By choosing to endure the discomfort from the increased temperature while less painful options were available, the bees demonstrated the ability to make trade-off decisions. More impressively, the bees were able to learn to use color cues to discern between the pads that were heated and unheated and rely on associative memory to pick feeders, another behavioral feature that relies on the central nervous system of the animal.
The study is the first of its kind to demonstrate that arthropods, which include lobsters, spiders, and insects such as bees, can participate in motivational trade-off decisions. The motivational trade-off paradigm is a test based on the idea that when an animal is exposed to conditions that can cause pain, they will modulate behavior and endure temporary discomfort to obtain a reward, provided the prize to be gained is sufficiently enticing. This level of decision-making goes beyond mere reflexes, requiring communication between the central nervous system in the brain and sensory nerves distributed throughout the body.
While demonstrating the kinds of trade-offs that are mediated by the central nervous system suggests an ability to feel pain, pain remains elusive to prove, mainly because it is subjective in nature. Pain cannot be directly felt or observed by those who are not experiencing it, so scientists rely on observations to measure pain experienced by another creature.

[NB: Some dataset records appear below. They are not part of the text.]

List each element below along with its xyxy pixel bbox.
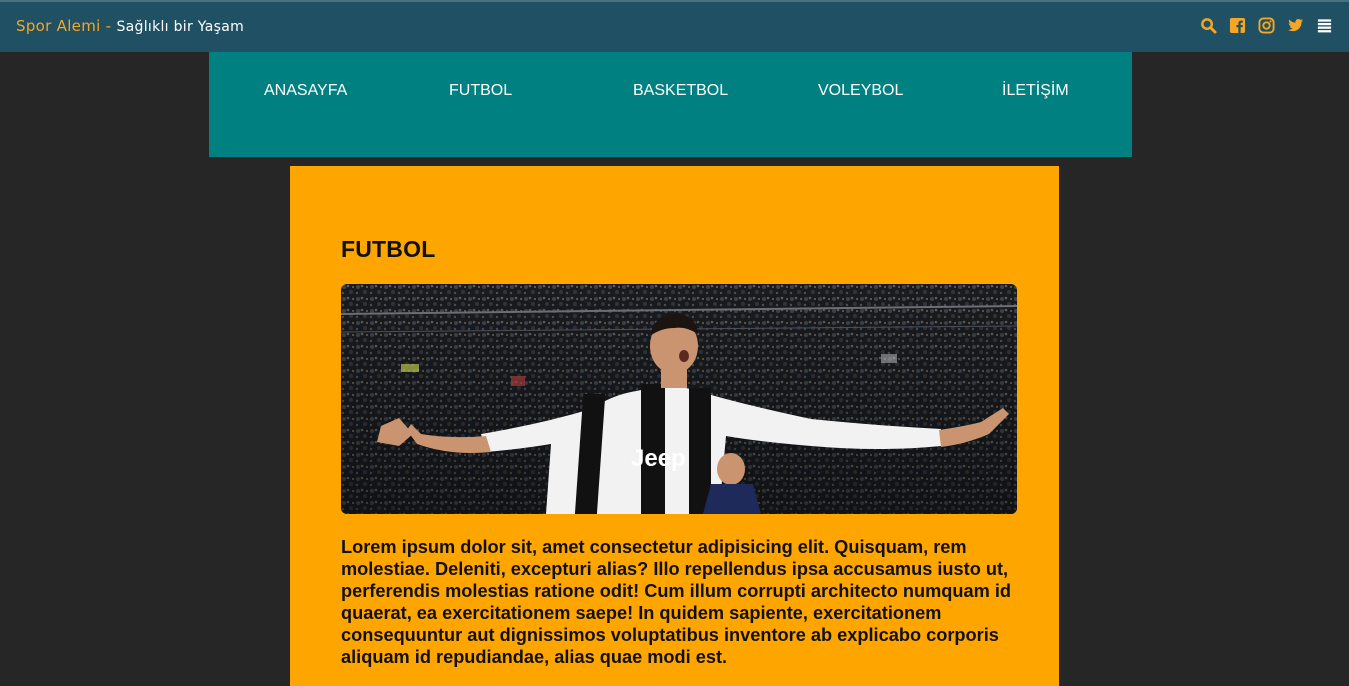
main-nav: ANASAYFA FUTBOL BASKETBOL VOLEYBOL İLETİ… — [209, 52, 1132, 157]
nav-item-basketbol[interactable]: BASKETBOL — [633, 82, 728, 100]
svg-text:Jeep: Jeep — [631, 445, 686, 472]
header-icons — [1200, 17, 1333, 34]
nav-item-anasayfa[interactable]: ANASAYFA — [264, 82, 347, 100]
brand[interactable]: Spor Alemi - Sağlıklı bir Yaşam — [16, 17, 244, 35]
article-text: Lorem ipsum dolor sit, amet consectetur … — [341, 537, 1012, 667]
football-player-image: Jeep — [341, 284, 1017, 514]
nav-item-iletisim[interactable]: İLETİŞİM — [1002, 82, 1069, 100]
nav-item-futbol[interactable]: FUTBOL — [449, 82, 512, 100]
menu-icon[interactable] — [1316, 17, 1333, 34]
search-icon[interactable] — [1200, 17, 1217, 34]
content-card: FUTBOL Jeep Lorem ipsum dolor sit, amet … — [290, 166, 1059, 686]
facebook-icon[interactable] — [1229, 17, 1246, 34]
nav-item-voleybol[interactable]: VOLEYBOL — [818, 82, 903, 100]
article-image: Jeep — [341, 284, 1017, 514]
brand-separator: - — [100, 17, 117, 35]
twitter-icon[interactable] — [1287, 17, 1304, 34]
instagram-icon[interactable] — [1258, 17, 1275, 34]
brand-name[interactable]: Spor Alemi — [16, 17, 101, 35]
top-bar: Spor Alemi - Sağlıklı bir Yaşam — [0, 0, 1349, 52]
page-title: FUTBOL — [341, 236, 436, 262]
brand-tagline: Sağlıklı bir Yaşam — [116, 19, 245, 35]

To make matters more difficult, animals tend to hide or mask their pain when they are removed from their natural environment and put under stressful conditions such as laboratory settings. In addition to not being able to vocalize or express emotions, the sensory experiences, physiology and nervous systems of insects are all unlike that of larger animals or humans. In other words, even experiments designed to measure pain in insects may not be accurately capturing what they experience. Still, the best available evidence does suggest bees are capable of feeling pain.
In an interview with Science, Jennifer Mather, a zoologist and cephalopod expert at the University of Lethbridge acknowledged that it’s impossible to prove what insects are feeling definitively. But given that insects represent at least 60 percent of all animals, it would be irresponsible to ignore the evidence and cast them as ‘dumb invertebrates.’
Unlike vertebrates, insects are afforded no welfare protections in laboratory research, pointed out Lars Chittka, lead author of the study. And there are also no regulatory safeguards to protect them from the growing industry that produces insects for human consumption and as food for conventional livestock. A correction is overdue, this and other research suggests. Just as pediatric surgeons once needed to heed new evidence about infants and pain, our perception of insects — and the treatment of them that follows from that perception — are also in need of an update.